If It Makes You Happy(5)
I hold up my hands. “I didn’t say anything.”
Carol flicks her lighter, takes in a breath, then blows the smoke through the corner of her mouth in the opposite direction.
“I’m a basket case,” Carol moans.
If people were pastries, Carol would be a cannoli. When you take a bite of a perfect cannoli—even though it’s perfect—it cracks apart, and all that’s left is a gooey center. Carol is always on the verge of showing her soft side.
I sigh, dropping my arm over her shoulders. “You’re not a basket case.”
“I never get anything right.”
Carol’s always critical of herself, but she’s been too critical lately. We’ve all been on edge since Birdie Cadell passed this summer, and we all cope in different ways. I overbake. Carol smokes. At least she does it far enough from the bakery that the smell of her smoke won’t permeate the store.
She flicks her hand around, smoke trailing with it. “Do you ever feel like that? Like a loser?”
“No.”
She shoots me a look, and I grin.
“Listen, we make sure the croissants are fluffy and that the door opens at six.” I grip her shoulder with my palm and shake. “If we get that right, there are no problems. It’s just a bakery, Carol.”
She tilts her head to the side. “Just a bakery,” she mocks. “You’re such a liar.”
She’s right. Of course it’s not any old bakery; it’s our bakery—a bakery I dived into headfirst two years ago and one that thrives more than it has any right to. Burke’s Bakery is both my biggest accomplishment and one of my biggest problems.
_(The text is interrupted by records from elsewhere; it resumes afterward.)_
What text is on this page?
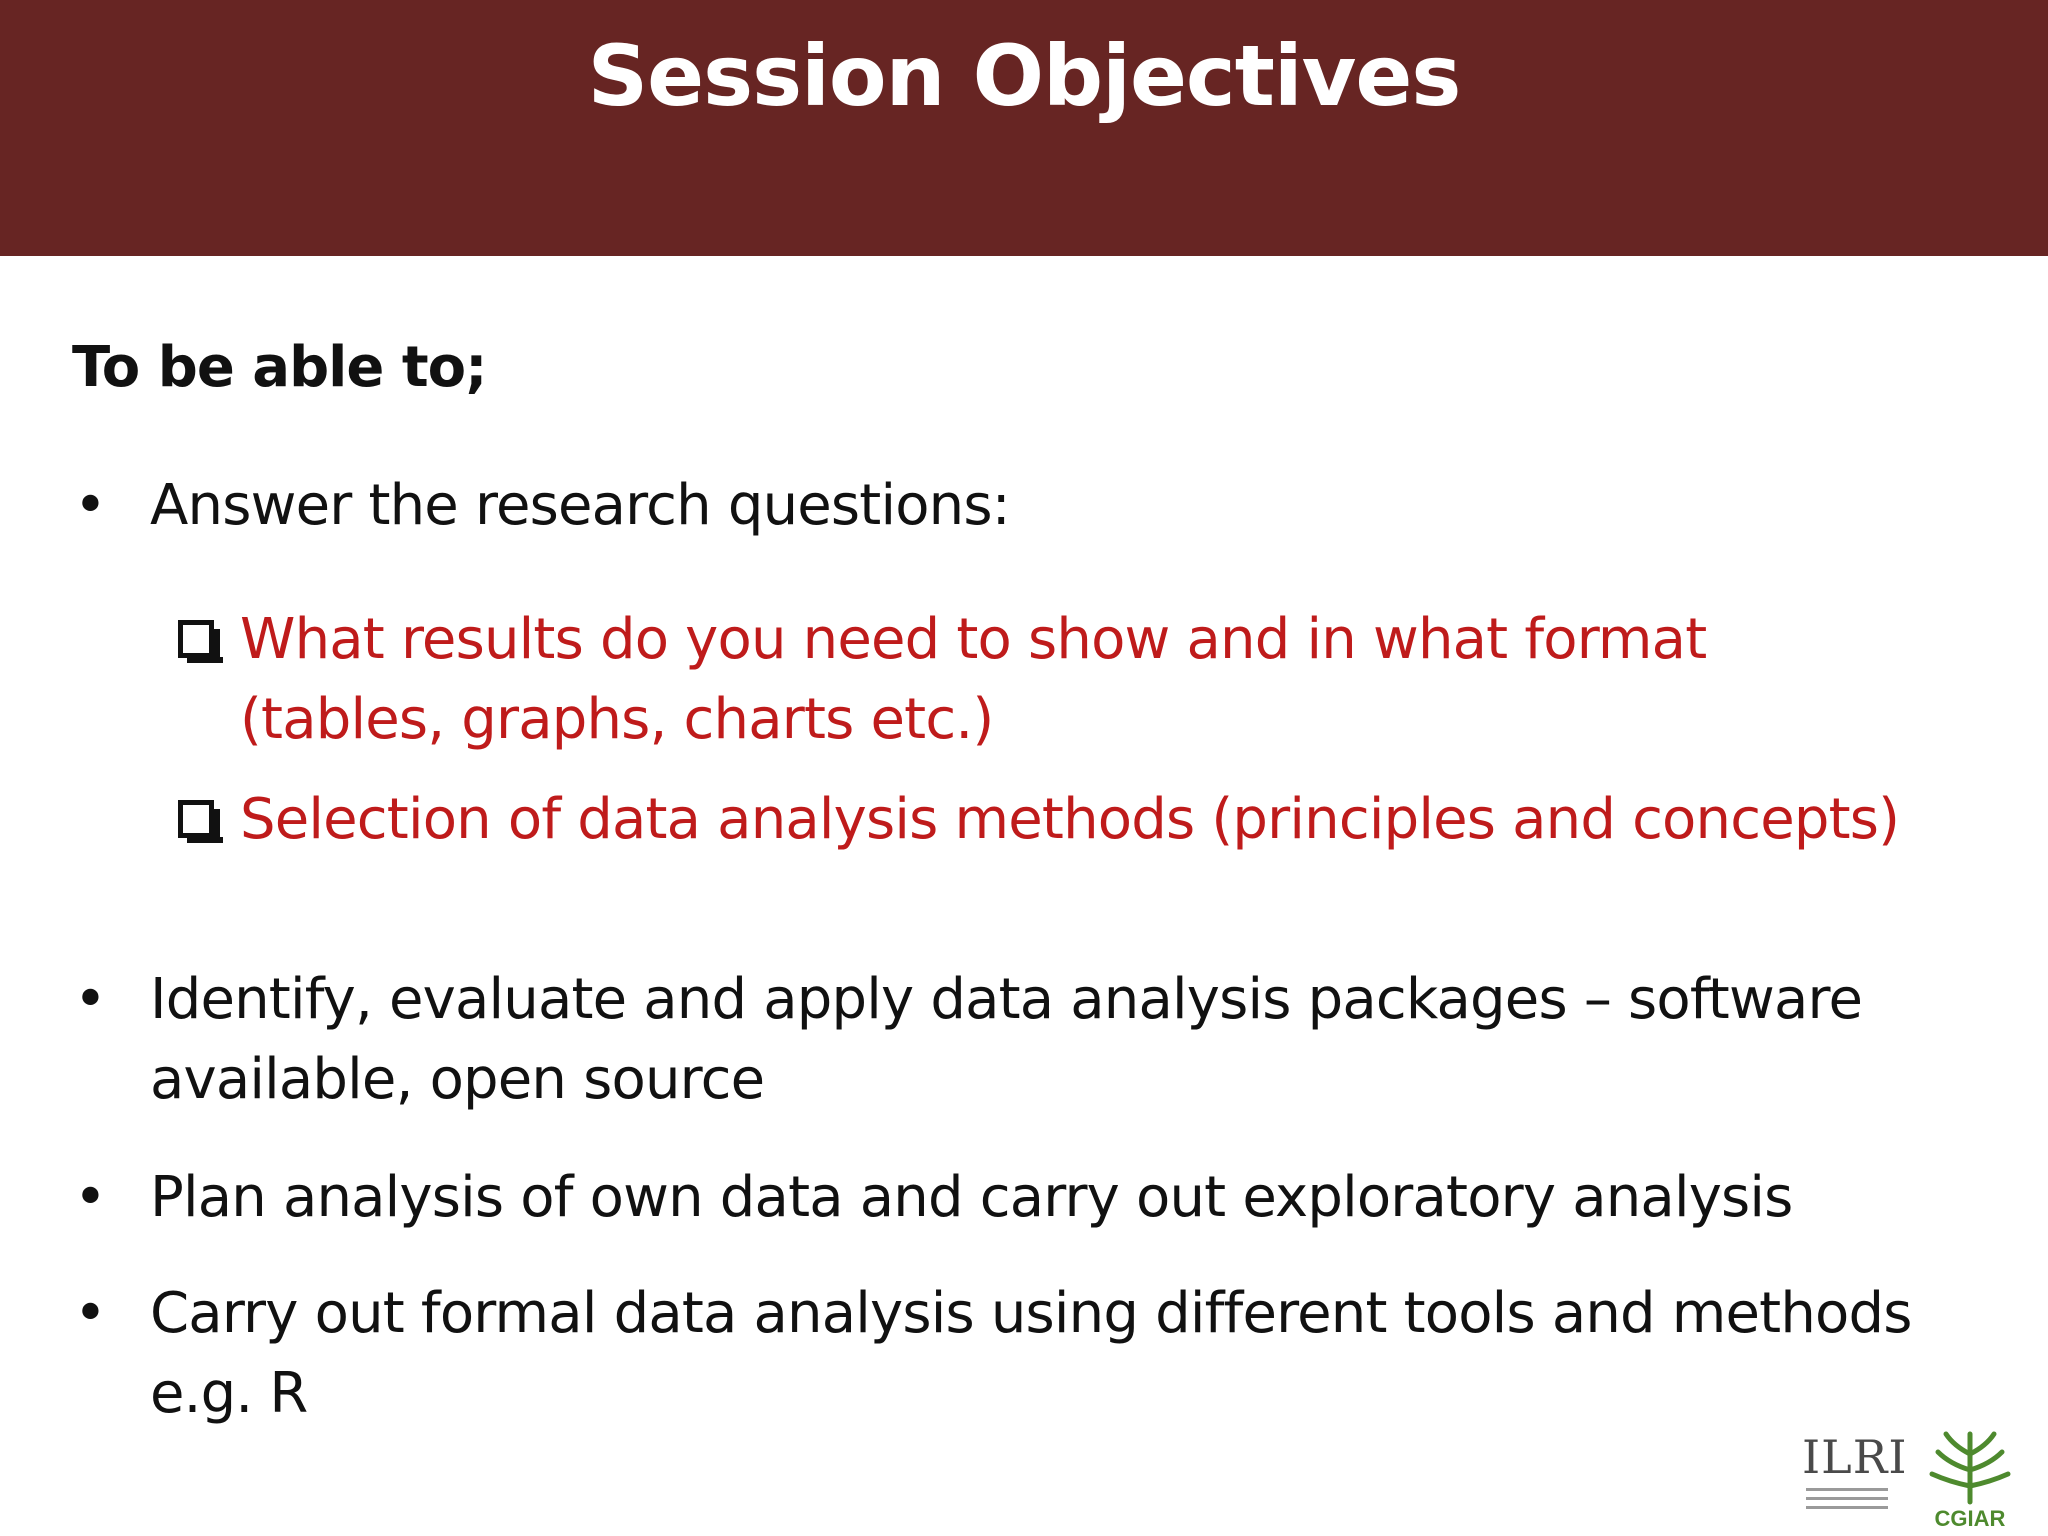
Session Objectives
To be able to;
• Answer the research questions:
What results do you need to show and in what format
(tables, graphs, charts etc.)
Selection of data analysis methods (principles and concepts)
• Identify, evaluate and apply data analysis packages – software
available, open source
• Plan analysis of own data and carry out exploratory analysis
• Carry out formal data analysis using different tools and methods
e.g. R
ILRI
CGIAR
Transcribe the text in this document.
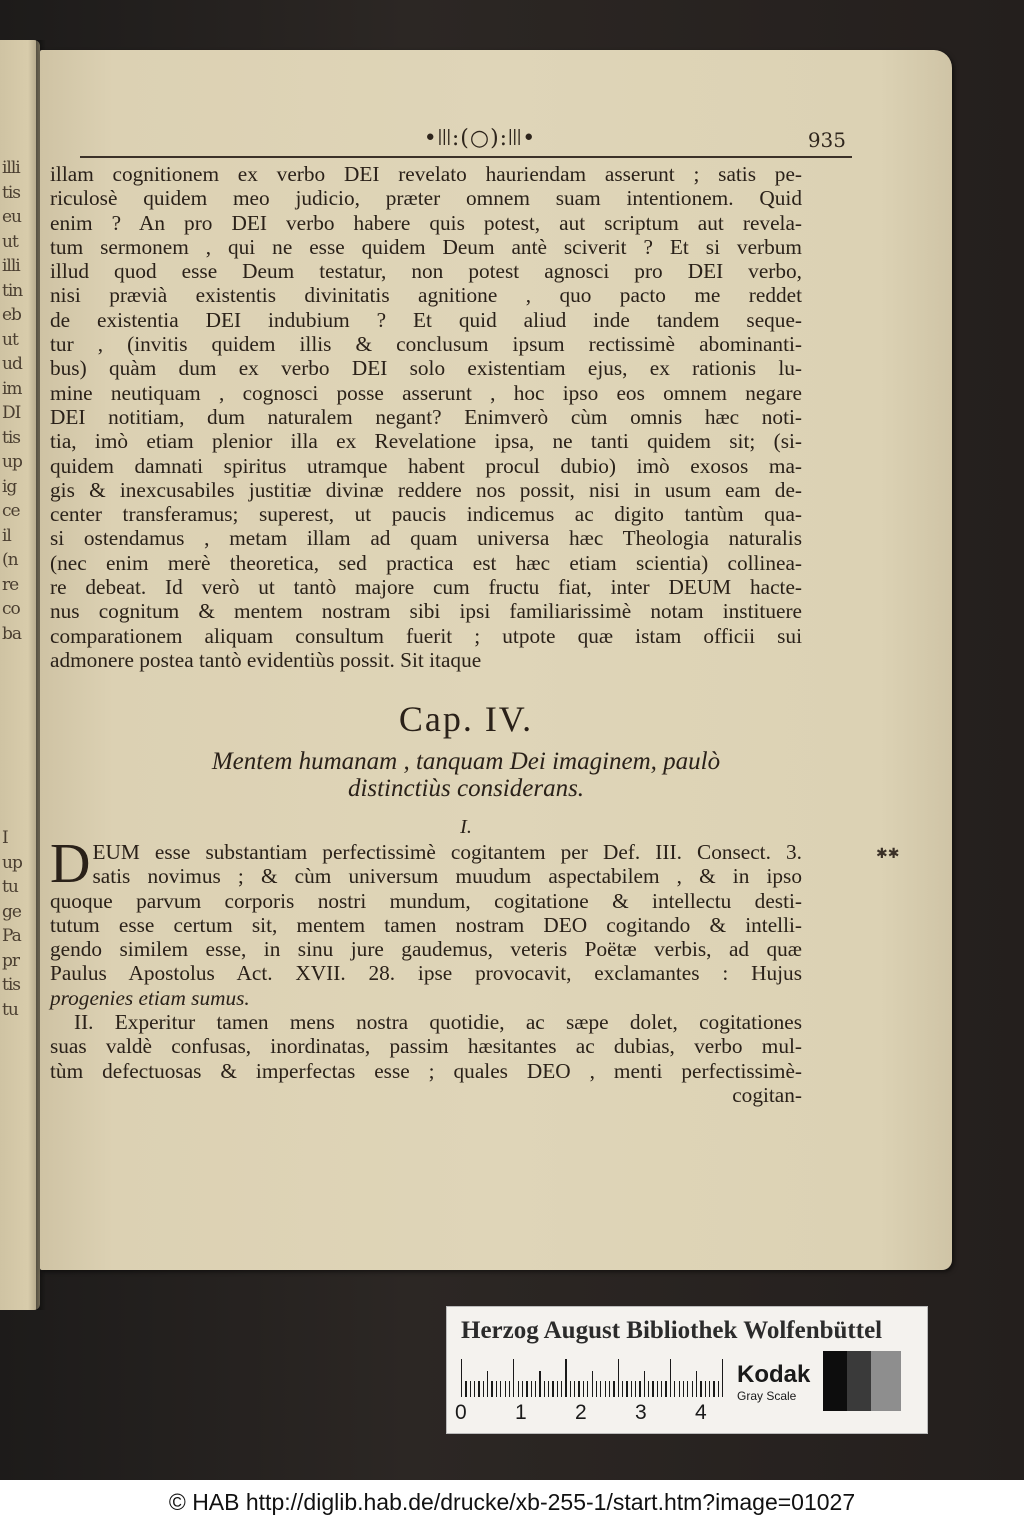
illi
tis
eu
ut
illi
tin
eb
ut
ud
im
DI
tis
up
ig
ce
il
(n
re
co
ba
I
up
tu
ge
Pa
pr
tis
tu
•ꔖ:(○):ꔖ•	935
illam cognitionem ex verbo DEI revelato hauriendam asserunt ; satis pe-
riculosè quidem meo judicio, præter omnem suam intentionem. Quid
enim ? An pro DEI verbo habere quis potest, aut scriptum aut revela-
tum sermonem , qui ne esse quidem Deum antè sciverit ? Et si verbum
illud quod esse Deum testatur, non potest agnosci pro DEI verbo,
nisi prævià existentis divinitatis agnitione , quo pacto me reddet
de existentia DEI indubium ? Et quid aliud inde tandem seque-
tur , (invitis quidem illis & conclusum ipsum rectissimè abominanti-
bus) quàm dum ex verbo DEI solo existentiam ejus, ex rationis lu-
mine neutiquam , cognosci posse asserunt , hoc ipso eos omnem negare
DEI notitiam, dum naturalem negant? Enimverò cùm omnis hæc noti-
tia, imò etiam plenior illa ex Revelatione ipsa, ne tanti quidem sit; (si-
quidem damnati spiritus utramque habent procul dubio) imò exosos ma-
gis & inexcusabiles justitiæ divinæ reddere nos possit, nisi in usum eam de-
center transferamus; superest, ut paucis indicemus ac digito tantùm qua-
si ostendamus , metam illam ad quam universa hæc Theologia naturalis
(nec enim merè theoretica, sed practica est hæc etiam scientia) collinea-
re debeat. Id verò ut tantò majore cum fructu fiat, inter DEUM hacte-
nus cognitum & mentem nostram sibi ipsi familiarissimè notam instituere
comparationem aliquam consultum fuerit ; utpote quæ istam officii sui
admonere postea tantò evidentiùs possit. Sit itaque
Cap. IV.
Mentem humanam , tanquam Dei imaginem, paulò
distinctiùs considerans.
I.
D EUM esse substantiam perfectissimè cogitantem per Def. III. Consect. 3.
satis novimus ; & cùm universum muudum aspectabilem , & in ipso
quoque parvum corporis nostri mundum, cogitatione & intellectu desti-
tutum esse certum sit, mentem tamen nostram DEO cogitando & intelli-
gendo similem esse, in sinu jure gaudemus, veteris Poëtæ verbis, ad quæ
Paulus Apostolus Act. XVII. 28. ipse provocavit, exclamantes : Hujus
progenies etiam sumus.
II. Experitur tamen mens nostra quotidie, ac sæpe dolet, cogitationes
suas valdè confusas, inordinatas, passim hæsitantes ac dubias, verbo mul-
tùm defectuosas & imperfectas esse ; quales DEO , menti perfectissimè-
cogitan-
✱✱
Herzog August Bibliothek Wolfenbüttel
0 1 2 3 4
Kodak
Gray Scale
© HAB http://diglib.hab.de/drucke/xb-255-1/start.htm?image=01027
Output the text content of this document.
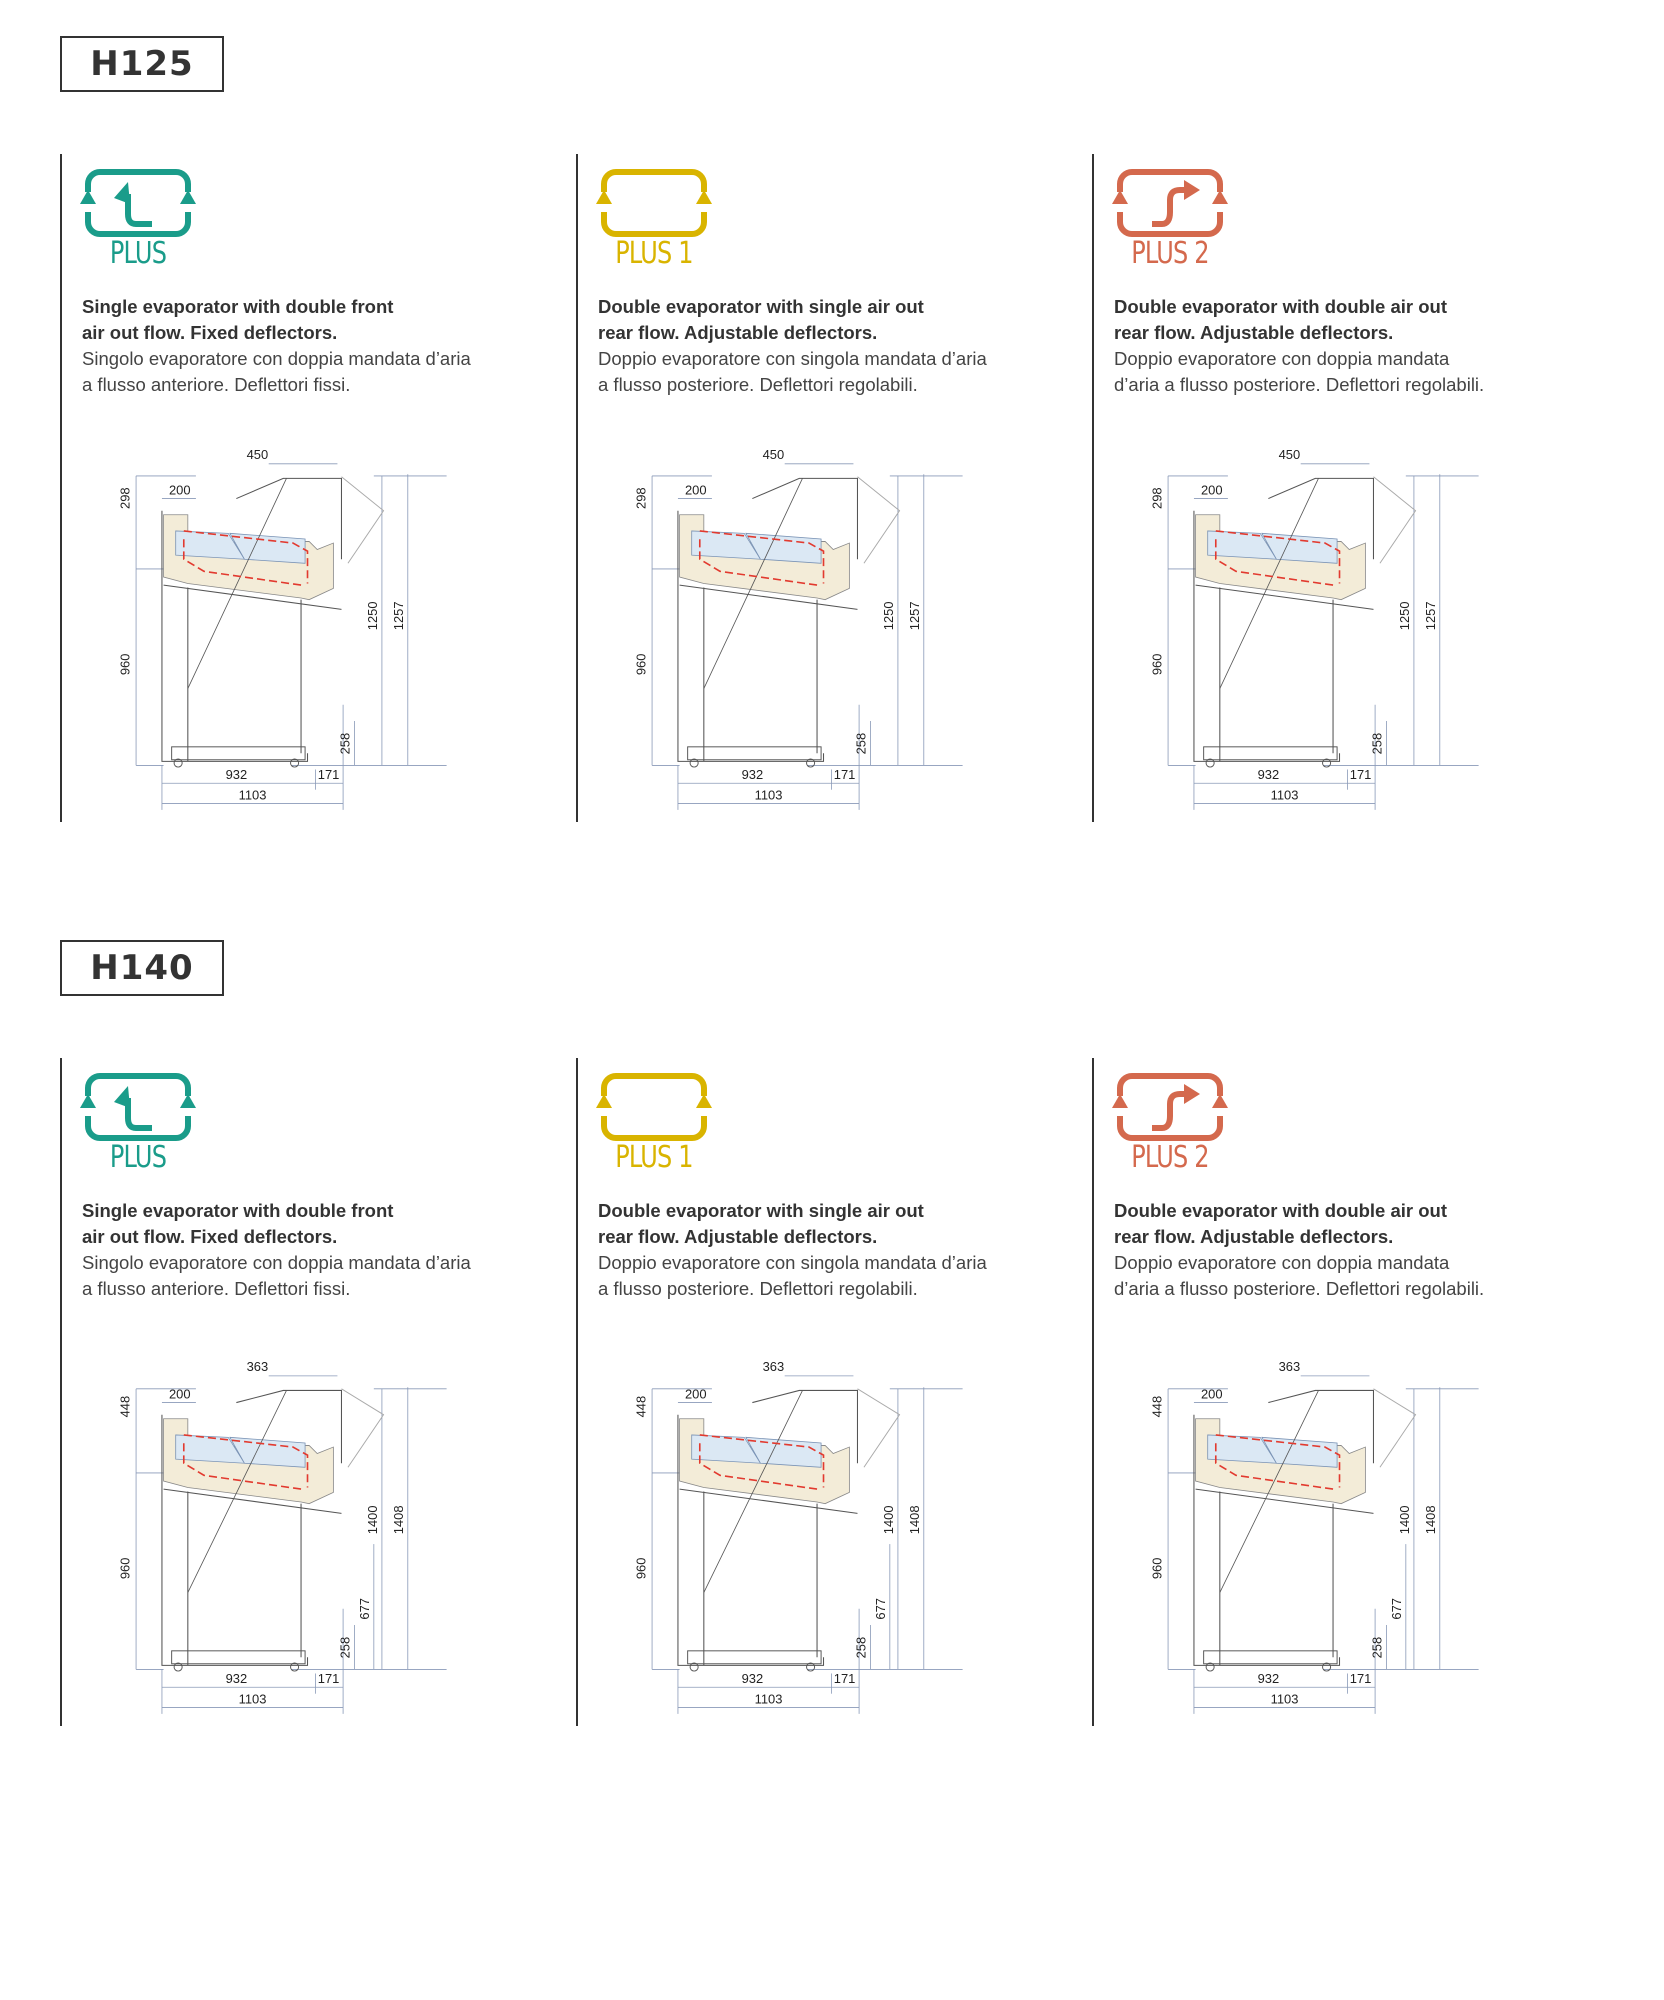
H125
PLUS
Single evaporator with double front
air out flow. Fixed deflectors.
Singolo evaporatore con doppia mandata d’aria
a flusso anteriore. Deflettori fissi.
450
298 200
960
1250 1257
258
932	171
1103
PLUS 1
Double evaporator with single air out
rear flow. Adjustable deflectors.
Doppio evaporatore con singola mandata d’aria
a flusso posteriore. Deflettori regolabili.
450
298 200
960
1250 1257
258
932	171
1103
PLUS 2
Double evaporator with double air out
rear flow. Adjustable deflectors.
Doppio evaporatore con doppia mandata
d’aria a flusso posteriore. Deflettori regolabili.
450
298 200
960
1250 1257
258
932	171
1103
H140
PLUS
Single evaporator with double front
air out flow. Fixed deflectors.
Singolo evaporatore con doppia mandata d’aria
a flusso anteriore. Deflettori fissi.
363
448
200
960
1400 1408
258
677
932	171
1103
PLUS 1
Double evaporator with single air out
rear flow. Adjustable deflectors.
Doppio evaporatore con singola mandata d’aria
a flusso posteriore. Deflettori regolabili.
363
448
200
960
1400 1408
258
677
932	171
1103
PLUS 2
Double evaporator with double air out
rear flow. Adjustable deflectors.
Doppio evaporatore con doppia mandata
d’aria a flusso posteriore. Deflettori regolabili.
363
448
200
960
1400 1408
258
677
932	171
1103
I love it.
“The cupcake painting doesn’t matter, all right? You’re doing great. Promise.”
Carol gives a weak smile. I pull her in for a side hug.
“Thanks,” she mumbles.
“Now, let’s get going.”
Carol scrunches her nose. “You’re not the boss of me.”
I bark out a laugh. “Technically, I am.”
“I hate you sometimes.”
“Not as much as Emily does.”
She snorts. “Are you kidding? Emily idolizes you.”
“Oh, right.” I snap my fingers. “Forgot it was the opposite. My daughter loves me.”
“You ass,” Carol hisses through a reluctant smirk, pushing my shoulder. “One day, she’ll be a normal teenager and see the light.”
“Don’t jinx me.”
“Maybe she’ll turn out to be a mess, like her dear ol’ aunt,” she muses, taking another inhale of her cigarette. “Oh God, I’m a mess.”
I take the butt from her fingers and press it into the ashtray on the park’s trash can.
“I do hate you,” she says through narrowed eyes. “I mean it this time.”
“I’m sure you do.”
I lean against the lamppost but startle as orange lights wound around the pole stab into my back. Copper Run’s square is decorated for the Harvest Festival. Haystacks line the walkways, scarecrows stand erect beside the white gazebo, and crowds of pumpkins form a small patch in the corner of the park. I need to decide what I’ll bring to my booth this year. Last year, Burke’s Bakery sold out of our apple crumb cakes.
Carol kicks out a foot, scratching fallen leaves on the sidewalk. “So … has the evil queen called?”
I rap a fist against the lamppost and tongue my cheek. “That’s not nice.”
“Has she?”
“No,” I answer. “And there were no messages for me, right?”
“Nope.”
I nod to myself. “Then no. Nothing.”
“That’s normal though.”
“Unfortunately.”
My ex-wife makes weekly calls from New York to our daughters, but it’s not uncommon if she misses one. I’ve called her twice since Sunday, but I reached her answering machine both times. It’s been two years since Tracy left Copper Run, and I worry about her, but I worry about her relationship with our daughters more.
If Carol is a cannoli, Tracy is a yule log—more difficult to bake than it needs to be and only seen by me at Christmas.
Carol places a gentle hand on my shoulder. I give a half-hearted smile.
“Let’s go,” I say. “Smoke break is over.”
“You got it, boss.”
“I knew you’d come around.”
We move to cross the street, but down the sidewalk, striding toward the bakery, are my two daughters. I consider that maybe my watch is slow, but when I look—no. School is not out yet.
“What the—” I stride across the pavement, holding out a palm to stop our florist, Sandra, from hitting me with her van.
She playfully honks, but her smile drops when she spots my worried expression.
“Sorry, Cliff!” she calls out the window.
I give a passive thumbs-up.
I catch up to my sixteen-year-old daughter, already sliding her backpack down one arm, key chains rattling on the concrete.
“Emily, what happened?” I ask, darting my eyes between them.
Emily shrugs. “I saw Brittany outside the video store.”